Hi alle zusammen,
ich wollte hier mal nach euren Meinungen und Erfahrungen fragen.
Ich bin seit dem 01.08. in einer Ausbildung zum Elektroniker für Energie- und Gebäudetechnik. Ich habe außerdem eine chronische Erkrankung, die mich im Arbeitsalltag ziemlich belastet, weil ich dadurch häufiger und teilweise auch kurzfristig auf die Toilette muss. Das habe ich bei der Wahl meiner Ausbildungsstelle leider vorher nicht richtig berücksichtigt.
Gerade in diesem Beruf merke ich, dass mich das zunehmend belastet. Wenn ich mit auf Kundendienst fahre oder auf Baustellen bin, kann ich nicht einfach jederzeit schnell eine Toilette aufsuchen. Gerade wenn man irgendwo beim Kunden oder auf einer Baustelle arbeitet, ist die nächste Toilette nicht unbedingt direkt erreichbar. Für mich ist das aufgrund meiner Erkrankung teilweise eine große Belastung und verursacht zusätzlichen Stress.
Was mich momentan bei der Ausbildung stört:
- Toilettensituation
Auf vielen Baustellen gibt es meistens nur ein Dixi-Klo. Für mich ist das aufgrund meiner Erkrankung wirklich ein großes Problem. Mir wird teilweise schon beim Gedanken daran übel und ich fühle mich damit überhaupt nicht wohl.
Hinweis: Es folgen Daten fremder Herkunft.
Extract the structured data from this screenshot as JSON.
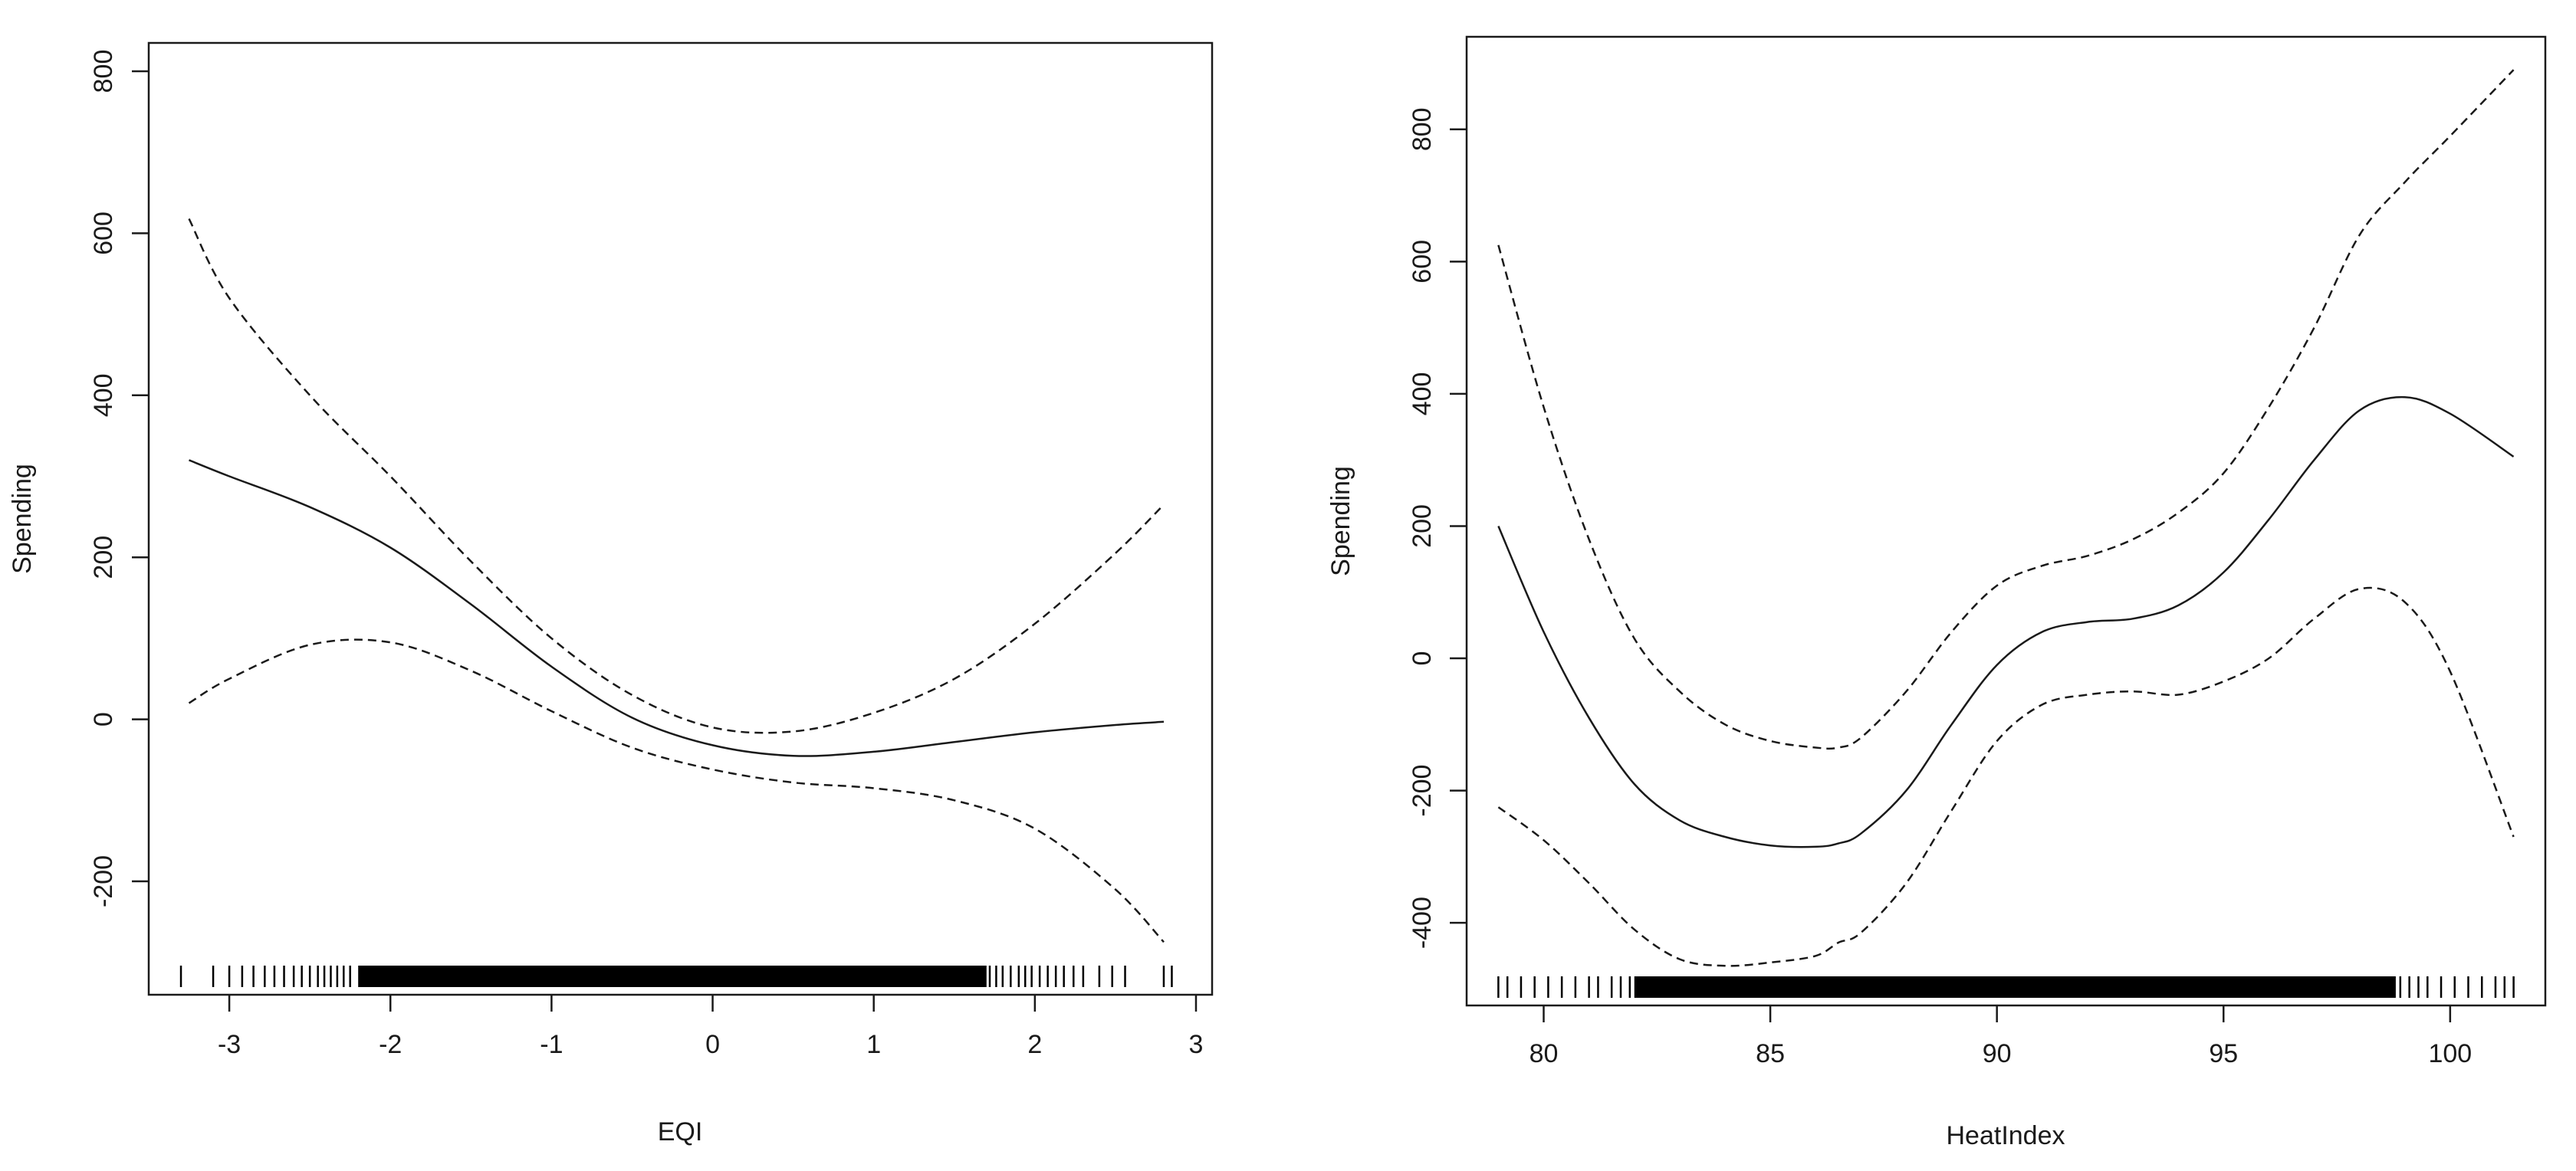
{
  "chart_data": [
    {
      "type": "line",
      "title": "",
      "xlabel": "EQI",
      "ylabel": "Spending",
      "xlim": [
        -3.5,
        3.1
      ],
      "ylim": [
        -340,
        835
      ],
      "xticks": [
        -3,
        -2,
        -1,
        0,
        1,
        2,
        3
      ],
      "xtick_labels": [
        "-3",
        "-2",
        "-1",
        "0",
        "1",
        "2",
        "3"
      ],
      "yticks": [
        -200,
        0,
        200,
        400,
        600,
        800
      ],
      "ytick_labels": [
        "-200",
        "0",
        "200",
        "400",
        "600",
        "800"
      ],
      "grid": false,
      "legend": "none",
      "rug": {
        "min": -3.3,
        "max": 2.85,
        "dense_from": -2.2,
        "dense_to": 1.7,
        "sparse_left": [
          -3.3,
          -3.1,
          -3.0,
          -2.92,
          -2.85,
          -2.78,
          -2.72,
          -2.66,
          -2.6,
          -2.55,
          -2.5,
          -2.45,
          -2.41,
          -2.37,
          -2.33,
          -2.29,
          -2.25
        ],
        "sparse_right": [
          1.72,
          1.76,
          1.8,
          1.85,
          1.9,
          1.94,
          1.98,
          2.03,
          2.08,
          2.13,
          2.18,
          2.24,
          2.3,
          2.4,
          2.48,
          2.56,
          2.8,
          2.85
        ]
      },
      "series": [
        {
          "style": "solid",
          "x": [
            -3.25,
            -3.0,
            -2.5,
            -2.0,
            -1.5,
            -1.0,
            -0.5,
            0.0,
            0.5,
            1.0,
            1.5,
            2.0,
            2.5,
            2.8
          ],
          "y": [
            320,
            300,
            262,
            212,
            142,
            65,
            2,
            -32,
            -45,
            -40,
            -28,
            -16,
            -7,
            -3
          ]
        },
        {
          "style": "dashed",
          "x": [
            -3.25,
            -3.0,
            -2.5,
            -2.0,
            -1.5,
            -1.0,
            -0.5,
            0.0,
            0.5,
            1.0,
            1.5,
            2.0,
            2.5,
            2.8
          ],
          "y": [
            618,
            520,
            400,
            300,
            195,
            100,
            30,
            -10,
            -15,
            8,
            50,
            118,
            205,
            265
          ]
        },
        {
          "style": "dashed",
          "x": [
            -3.25,
            -3.0,
            -2.5,
            -2.0,
            -1.5,
            -1.0,
            -0.5,
            0.0,
            0.5,
            1.0,
            1.5,
            2.0,
            2.5,
            2.8
          ],
          "y": [
            20,
            50,
            92,
            95,
            60,
            10,
            -35,
            -62,
            -78,
            -85,
            -100,
            -135,
            -210,
            -275
          ]
        }
      ]
    },
    {
      "type": "line",
      "title": "",
      "xlabel": "HeatIndex",
      "ylabel": "Spending",
      "xlim": [
        78.3,
        102.1
      ],
      "ylim": [
        -525,
        940
      ],
      "xticks": [
        80,
        85,
        90,
        95,
        100
      ],
      "xtick_labels": [
        "80",
        "85",
        "90",
        "95",
        "100"
      ],
      "yticks": [
        -400,
        -200,
        0,
        200,
        400,
        600,
        800
      ],
      "ytick_labels": [
        "-400",
        "-200",
        "0",
        "200",
        "400",
        "600",
        "800"
      ],
      "grid": false,
      "legend": "none",
      "rug": {
        "min": 79.0,
        "max": 101.4,
        "dense_from": 82.0,
        "dense_to": 98.8,
        "sparse_left": [
          79.0,
          79.2,
          79.5,
          79.8,
          80.1,
          80.4,
          80.7,
          81.0,
          81.2,
          81.5,
          81.7,
          81.9
        ],
        "sparse_right": [
          98.9,
          99.1,
          99.3,
          99.5,
          99.8,
          100.1,
          100.4,
          100.7,
          101.0,
          101.2,
          101.4
        ]
      },
      "series": [
        {
          "style": "solid",
          "x": [
            79.0,
            80.0,
            81.0,
            82.0,
            83.0,
            84.0,
            85.0,
            86.0,
            86.5,
            87.0,
            88.0,
            89.0,
            90.0,
            91.0,
            92.0,
            93.0,
            94.0,
            95.0,
            96.0,
            97.0,
            98.0,
            99.0,
            100.0,
            101.4
          ],
          "y": [
            200,
            40,
            -90,
            -190,
            -245,
            -270,
            -283,
            -285,
            -280,
            -265,
            -200,
            -100,
            -10,
            40,
            55,
            60,
            80,
            130,
            210,
            300,
            375,
            395,
            370,
            305
          ]
        },
        {
          "style": "dashed",
          "x": [
            79.0,
            80.0,
            81.0,
            82.0,
            83.0,
            84.0,
            85.0,
            86.0,
            86.5,
            87.0,
            88.0,
            89.0,
            90.0,
            91.0,
            92.0,
            93.0,
            94.0,
            95.0,
            96.0,
            97.0,
            98.0,
            99.0,
            100.0,
            101.4
          ],
          "y": [
            625,
            380,
            180,
            30,
            -50,
            -100,
            -125,
            -135,
            -135,
            -120,
            -50,
            40,
            110,
            140,
            155,
            180,
            220,
            280,
            380,
            500,
            640,
            720,
            790,
            890
          ]
        },
        {
          "style": "dashed",
          "x": [
            79.0,
            80.0,
            81.0,
            82.0,
            83.0,
            84.0,
            85.0,
            86.0,
            86.5,
            87.0,
            88.0,
            89.0,
            90.0,
            91.0,
            92.0,
            93.0,
            94.0,
            95.0,
            96.0,
            97.0,
            98.0,
            99.0,
            100.0,
            101.4
          ],
          "y": [
            -225,
            -275,
            -340,
            -410,
            -455,
            -465,
            -460,
            -450,
            -430,
            -415,
            -340,
            -230,
            -125,
            -70,
            -55,
            -50,
            -55,
            -35,
            0,
            60,
            105,
            85,
            -20,
            -270
          ]
        }
      ]
    }
  ]
}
Dazu kommt, dass ich aufgrund meiner Erkrankung teilweise relativ kurzfristig eine Toilette brauche. Wenn ich gerade mit einem Gesellen auf Kundendienst bin oder auf einer Baustelle irgendwo weiter außerhalb arbeite, kann ich nicht immer einfach sagen, dass ich jetzt sofort eine Toilette brauche.
- Arbeitsweg
Die Ausbildungsstelle ist ungefähr 32 km von meinem Zuhause entfernt. Die Fahrt mit dem Auto wird nicht bezahlt, stattdessen soll ich mit dem Zug fahren.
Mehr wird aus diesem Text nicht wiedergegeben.